EL ACUERDO DEL CAMBIO CLIMÁTICO

Comparado con lo que podría haber sido, es un milagro. Comparado con lo que debería haber sido, es un desastre.

 

Dentro del estrecho marco en que han tenido lugar las conversaciones, el borrador de acuerdo de las conversaciones sobre cambio climático de las Naciones Unidas en París supone un gran éxito. El alivio y autocongratulación con que se ha recibido el texto final reconoce el fracaso de Copenhague hace seis años, donde los negociaciones se desarrollaron precipitadamente antes de venirse abajo. El acuerdo de París todavía espera su adopción formal, pero su aspiración a un límite de 1.5 grados de calentamiento global, tras el rechazo de esta exigencia durante muchos años, se puede considerar dentro de este marco una resonante victoria. En este aspecto como en otros, el texto final es más contundente de lo previsto por mucha gente.

 

Fuera de ese marco parece otra cosa distinta. Dudo que alguno de los negociadores crean que  no va a haber más allá de un grado centígrado y medio de calentamiento global como resultado de estas conversaciones. Tal como reconoce el preámbulo del acuerdo, hasta 2 grados centígrados,  a la vista de las débiles promesas que los gobiernos llevaron a París, resultan extremadamente ambiciosos. Aunque algunos países han negociado de buena fe, es probable que los verdaderos resultados nos remitan a unos niveles de descomposición climática que resulten peligrosos para todos y mortales para algunos. Nuestro gobierno habla de no cargar de deuda a las generaciones futuras. Pero acaban de acordar que se cargue a nuestros descendientes con un legado bastante más peligroso: el dióxido de carbono producido por la quema continuada de combustibles fósiles y las repercusiones de larga duración que esto tendrá sobre el clima global.

 

Con 2 grados de calentamiento, partes ingentes de la superficie del mundo se volverán más inhabitables. Lo probable es que la gente de estas regiones se enfrente a extremos más desolados: peores sequías en algunas regiones, peores inundaciones en otros, mayores tormentas y graves impactos potenciales en el suministro de alimentos.
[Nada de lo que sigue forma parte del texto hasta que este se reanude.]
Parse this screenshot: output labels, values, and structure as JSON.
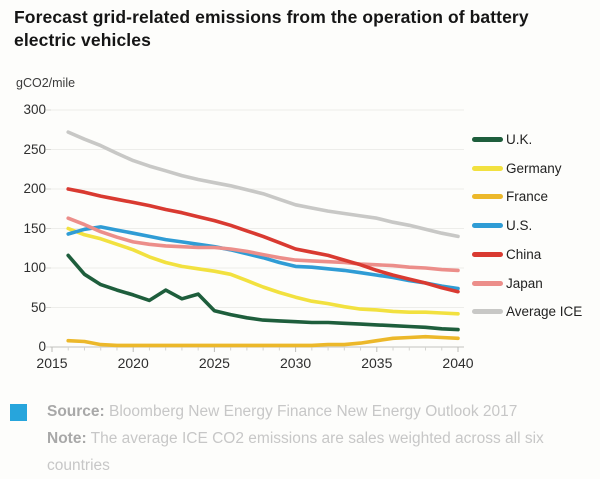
{
  "title": "Forecast grid-related emissions from the operation of battery electric vehicles",
  "unit_label": "gCO2/mile",
  "footer": {
    "source_label": "Source:",
    "source_text": " Bloomberg New Energy Finance New Energy Outlook 2017",
    "note_label": "Note:",
    "note_text": " The average ICE CO2 emissions are sales weighted across all six countries",
    "brand_square_color": "#27a5dc"
  },
  "chart_data": {
    "type": "line",
    "title": "Forecast grid-related emissions from the operation of battery electric vehicles",
    "ylabel": "gCO2/mile",
    "xlabel": "",
    "x": [
      2016,
      2017,
      2018,
      2019,
      2020,
      2021,
      2022,
      2023,
      2024,
      2025,
      2026,
      2027,
      2028,
      2029,
      2030,
      2031,
      2032,
      2033,
      2034,
      2035,
      2036,
      2037,
      2038,
      2039,
      2040
    ],
    "series": [
      {
        "name": "U.K.",
        "color": "#1e5e3c",
        "values": [
          116,
          92,
          79,
          72,
          66,
          59,
          72,
          61,
          67,
          46,
          41,
          37,
          34,
          33,
          32,
          31,
          31,
          30,
          29,
          28,
          27,
          26,
          25,
          23,
          22
        ]
      },
      {
        "name": "Germany",
        "color": "#f2e13f",
        "values": [
          150,
          142,
          137,
          130,
          123,
          114,
          107,
          102,
          99,
          96,
          92,
          84,
          76,
          69,
          63,
          58,
          55,
          51,
          48,
          47,
          45,
          44,
          44,
          43,
          42
        ]
      },
      {
        "name": "France",
        "color": "#ecb82a",
        "values": [
          8,
          7,
          3,
          2,
          2,
          2,
          2,
          2,
          2,
          2,
          2,
          2,
          2,
          2,
          2,
          2,
          3,
          3,
          5,
          8,
          11,
          12,
          13,
          12,
          11
        ]
      },
      {
        "name": "U.S.",
        "color": "#2f9cd5",
        "values": [
          143,
          149,
          152,
          148,
          144,
          140,
          136,
          133,
          130,
          127,
          123,
          118,
          113,
          107,
          102,
          101,
          99,
          97,
          94,
          91,
          88,
          84,
          81,
          77,
          74
        ]
      },
      {
        "name": "China",
        "color": "#d93a31",
        "values": [
          200,
          196,
          191,
          187,
          183,
          179,
          174,
          170,
          165,
          160,
          154,
          147,
          140,
          132,
          124,
          120,
          116,
          110,
          104,
          97,
          91,
          86,
          81,
          75,
          70
        ]
      },
      {
        "name": "Japan",
        "color": "#ec8e8a",
        "values": [
          163,
          155,
          146,
          139,
          133,
          130,
          128,
          127,
          126,
          126,
          124,
          121,
          117,
          113,
          110,
          109,
          108,
          107,
          105,
          104,
          103,
          101,
          100,
          98,
          97
        ]
      },
      {
        "name": "Average ICE",
        "color": "#c8c8c6",
        "values": [
          272,
          263,
          255,
          245,
          236,
          229,
          223,
          217,
          212,
          208,
          204,
          199,
          194,
          187,
          180,
          176,
          172,
          169,
          166,
          163,
          158,
          154,
          149,
          144,
          140
        ]
      }
    ],
    "draw_order": [
      "Average ICE",
      "France",
      "Germany",
      "U.S.",
      "Japan",
      "U.K.",
      "China"
    ],
    "xlim": [
      2015,
      2040
    ],
    "x_ticks": [
      2015,
      2020,
      2025,
      2030,
      2035,
      2040
    ],
    "ylim": [
      0,
      300
    ],
    "y_ticks": [
      0,
      50,
      100,
      150,
      200,
      250,
      300
    ],
    "grid": "horizontal-faint",
    "legend_position": "right"
  }
}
Las regiones insulares y costeras de numerosas partes del mundo están en peligro de desaparecer bajo las olas.

 

Una combinación de acidificación de los mares, desaparición de los corales y derretimiento del Ártico significa que podría venirse abajo la cadena alimenticia marina en su conjunto. En tierra, puede que los bosques tropicales vayan retrocediendo, los ríos decaigan y los desiertos se extiendan. Es probable que la extinction masiva sea la impronta distintiva de nuestra época. Y esa será la apariencia que tendrá el éxito, tal como lo definen los entusiastas delegados.

 

¿Y el fracaso, aun en los términos establecidos? Bueno, también eso resulta plausible. Mientras que anteriores borradores especificaban fechas y porcentajes, el texto final apunta sólo a “llegar a la cima global de emisiones de gases de invernadero lo antes posible”. Lo que podría significar cualquier cosa y nada.

 

Para ser justos, el fracaso no es cosa de las conversaciones de París sino del conjunto del proceso. El máximo de 1.5 grados centígrados, aspiración y meta improbables hoy, eran perfectamente alcanzables cuando se celebró en Berlín la primera conferencia sobre cambio climático de las Naciones Unidas en 1995. Dos decenios de postergación, causados por el cabildeo – abierto, encubierto y otras veces directamente siniestro – de los grupos de presión de los combustibles fósiles, sumado a la renuencia de los gobiernos a explicar a sus electorados que pensar a corto plazo tiene costes a largo plazo, garantizan que la ventana de oportunidad esté hoy tres cuartos cerrada. Las conversaciones de París son las mejores que hemos tenido. Y esa es una terrible acusación.

 

Por progresista que resulte comparado con todo lo que ha habido antes, nos deja con un acuerdo casi cómicamente disparejo. Mientras que las negociaciones sobre casi todos los demás riesgos tratan de encarar ambos extremos del problema, el proceso del clima de las Naciones Unidas se ha centrado enteramente en el consumo de combustibles fósiles, a la vez que ignora su producción.

 

En París los delegados se han avenido solemnemente a recortar la demanda, pero en su país tratan de maximizar el suministro. El gobierno del Reino Unido se ha impuesto incluso una obligación legal, de acuerdo con la Ley de Infraestructuras de 2015, de “maximizar la recuperación económica” del petróleo y el gas británicos. Extraer combustibles fósiles es la dura realidad. Pero el acuerdo de París está lleno de blandas realidades: promesas que pueden escurrirse o desenmarañarse. Hasta que los gobiernos no se empeñen en mantener los combustibles fósiles en el subsuelo, seguirán minando el acuerdo al que han llegado.

 

Tener a Barack Obama en la Casa Blanca y a un gobierno dirigista supervisando las negociaciones de París, es lo mejor que probablemente se pueda conseguir. Ninguno de los probables sucesores del presidente norteamericano demostrará el mismo compromiso. En países como el Reino Unido, las grandes promesas hechas en el extranjero quedan socavadas por sórdidos reatrincheramientos dentro del país. Pase lo que pase ahora, las generaciones venideras no lo verán con amabilidad.

 

De modo que sí, dejemos que se congratulen los delegados por un acuerdo que es mejor que el que podría haberse esperado. Y atemperémosles con una disculpa a todos aquellos a los que traicionará.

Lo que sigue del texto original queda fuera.